Fin décembre, le tirage initial étant épuisé, Armentières sous l’Occupation a dû être réimprimé pour faire face à la demande. Preuve que la mise en vente du titre dans des lieux inhabituels n’a pas créé de manque à gagner pour les librairies traditionnelles, mais a généré des ventes supplémentaires et a permis de toucher des lecteurs potentiels qui mettent rarement les pieds dans une librairie.

Le succès de ces deux opérations ponctuelles nous incite à renouveler l’expérience à l’avenir, à l’occasion de la sortie de prochaines nouveautés.
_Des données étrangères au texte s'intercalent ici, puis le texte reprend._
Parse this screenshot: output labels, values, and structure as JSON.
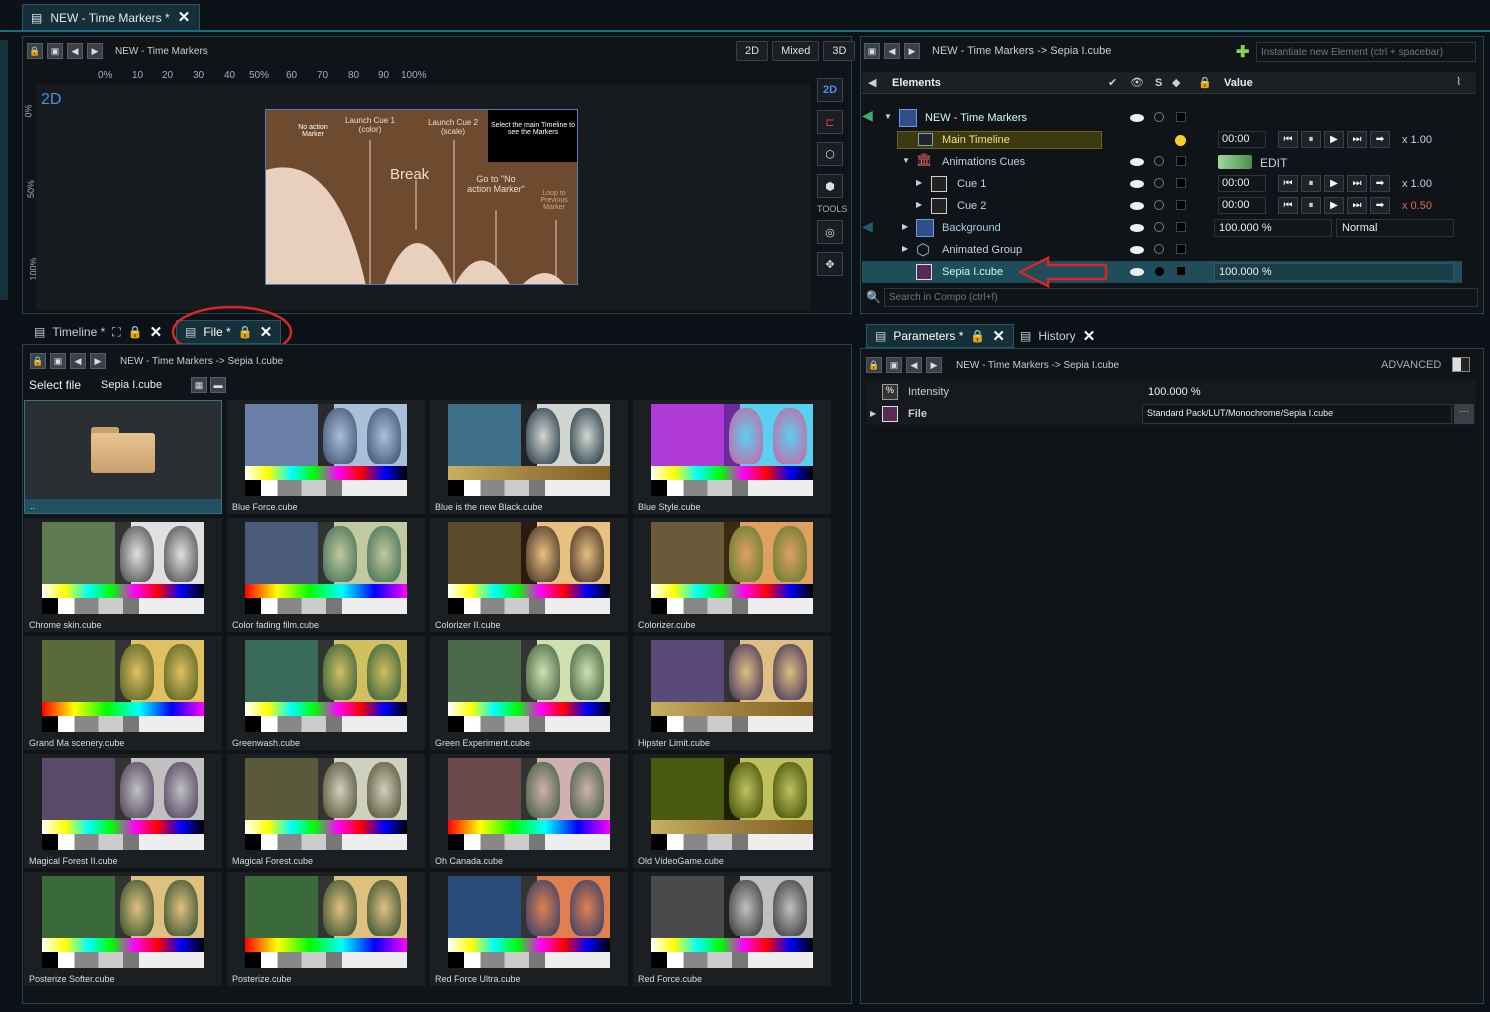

Certaines boutiques de produits régionaux et des bureaux de tabac sont prêts à poursuivre l’expérience. Les buralistes et les patrons d'estaminets se sont même révélés être d'excellents libraires, capables de promouvoir les livres et de conseiller les lecteurs.

Vous devriez donc continuer à trouver nos ouvrages là où vous achetez des cigarettes, des journaux, de la bière et des gaufres !


[1] Nous leur accordons une remise de 30%, avec reprise des invendus.